There have been many times this season where a brief glimpse at the scoreboard suggests the Quad-City Mallards are getting outplayed.
With the team sitting at 19-31-4 this year, a lot of times the scoreboard has been right. But even when the final score has ended in the Mallards' favor, a look at the shots in the game can raise some eyebrows.
The Mallards are getting outshot by a per-game average of 37.39 to 30.33 this season with the 7.06 margin being the second-largest in the league. They've allowed at least 40 shots 16 times this year, including 59 against Idaho and 63 against Fort Wayne.
Amazingly, they won those two games.
"Some people might look at the shots and think we're getting outplayed," defenseman Alexander Kuqali said. "Some games we lost big but it wasn't that we were getting completely outplayed. There were just sometimes mental errors and the problem was we were doing too many of them."
Fans may want the Mallards to shoot the puck more and sometimes they're right. The Mallards were held to just three shots in the first period Friday against Indy and three times this year didn't force the opposing goaltender to make 20 saves in a game.
However, shots don't always lead to wins.
The Mallards have outshot their opponent 14 times this year but are only 3-8-3 in those games.
Quantity helps, but quality matters.
"It's not only the quantity or quality, it's where, it's location," head coach Phil Axtell said. "Guys have to be willing to get to that area to shoot and score goals."
When the Mallards have been successful, they've kept opponents away from key areas while in turn getting to them on their own end.
In that 63-shot barrage against Fort Wayne, the Mallards actually limited the scoring chances for the Komets. According to the ECHL's shot chart, 20 of those shots came from between the goal line and the top of the face-off circle, 31.7 percent. The other 43 came from above the circles, shots most goalies will stop. The Mallards allowed three goals in that game, a shootout win.
This past weekend against Indy, the Mallards allowed 64 of the Fuel's 104 total shots to come from those danger areas, 61.5 percent. The result was 18 goals allowed in three games and three straight losses.
"It's eliminating some of our turnovers, whether it's breaking the puck out clean or not turning it over at their blue line, live to fight another day and just dump the puck in," forward Jamie Tardif said. "As a team, we definitely have to decrease our turnovers which will decrease their amount of shots."

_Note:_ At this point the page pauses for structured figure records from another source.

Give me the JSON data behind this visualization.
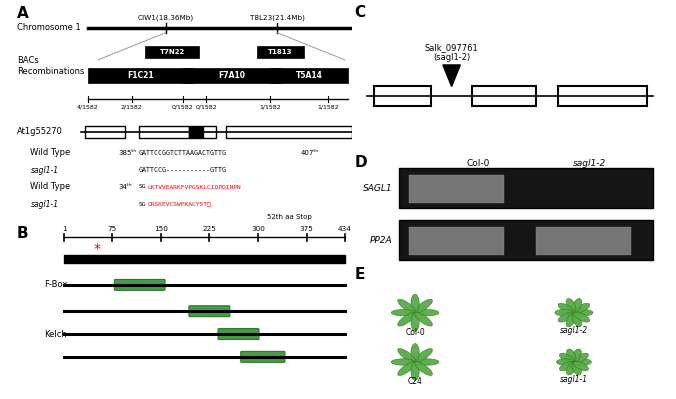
{
  "fig_width": 6.76,
  "fig_height": 3.99,
  "bg_color": "#ffffff",
  "panel_A_label": "A",
  "panel_B_label": "B",
  "panel_C_label": "C",
  "panel_D_label": "D",
  "panel_E_label": "E",
  "chr1_label": "Chromosome 1",
  "marker1": "CIW1(18.36Mb)",
  "marker2": "T8L23(21.4Mb)",
  "bacs_label": "BACs\nRecombinations",
  "bac_names": [
    "F1C21",
    "T7N22",
    "F7A10",
    "T1813",
    "T5A14"
  ],
  "recomb_values": [
    "4/1582",
    "2/1582",
    "0/1582",
    "0/1582",
    "1/1582",
    "1/1582"
  ],
  "gene_label": "At1g55270",
  "wt_label": "Wild Type",
  "mut_label": "sagl1-1",
  "wt_seq": "GATTCCGGTCTTAAGACTGTTG",
  "mut_seq": "GATTCCG-----------GTTG",
  "wt_aa_black": "SG",
  "wt_aa_red": "LKTVVEARKFVPGSKLCIQPDINPN",
  "mut_aa_black": "SG",
  "mut_aa_red": "CRSKEVCSWFKALYST□",
  "stop_label": "52th aa Stop",
  "domain_ticks": [
    1,
    75,
    150,
    225,
    300,
    375,
    434
  ],
  "fbox_label": "F-Box",
  "kelch_label": "Kelch",
  "salk_label": "Salk_097761\n(sagl1-2)",
  "col0_label": "Col-0",
  "sagl12_label": "sagl1-2",
  "sagl11_label": "sagl1-1",
  "c24_label": "C24",
  "sagl1_gene": "SAGL1",
  "pp2a_gene": "PP2A",
  "green_domain": "#4a9a4a",
  "dark_green": "#2a7a2a"
}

Defense has perhaps been the biggest issue this year for the Mallards and it's a story of inexperience.
Thirteen of the Mallards on the roster are in either their first or second year of playing professional hockey. Among the eight defensemen, six are either rookies or second-year players.
Last year's 40-win team had three defensemen at least in their third professional season and also had two players on AHL contracts at the end of the season. That team allowed 31.49 shots per game and 3.06 goals per game.
This year's team allows 4.09 goals per game.
The Mallards are working hard to try and rectify their issues but with 18 games left, these are lessons likely to be more valuable next season.
"It starts with communication, whether we're transitioning to offense or the other way around, we all want to be tight and make short passes, moving forward up the ice," Kuqali said. "It goes the same coming back on defense, we want to be tight, we want to be on our guys and we want to be talking because if we're not, that's when two guys go to one and we give up a slot shot or we get mixed around down low.
"Sometimes we're really good with it, we're just not experienced enough with it."
Nagy back with Mallards: Gergo Nagy returned to the team Tuesday after being released from a professional tryout agreement signed with the Chicago Wolves last week.
Mallards welcome in dogs: The Mallards will allow dogs into the TaxSlayer Center for Sunday's 4 p.m. game against the Fort Wayne Komets.
A special area in the arena will be set aside for dogs and their owners. In order to have its own seat, dogs must have a ticket to the game. If a dog does not require its own seat, no ticket is necessary. The Mallards will limit one dog per person. All dogs are required to be leashed, up to date on all shots and have visible rabies tags.
Tickets are $15 for owners and $5 for dogs. All proceeds from dog tickets will benefit Quad-Cities area animal shelters and rescue organizations.
This week: The Mallards host the Utah Grizzlies Wednesday at 6:35 p.m. and Friday at 7 p.m., their first meeting of the year.
The Mallards then travel to Cincinnati to take on the Cyclones Saturday at 6:35 p.m. The Mallards are 1-4-2 against the Cyclones this year.
Sunday the Mallards return to the TaxSlayer Center to host the Fort Wayne Komets at 4:05 p.m. The Mallards are 1-6-1 against the Komets this year.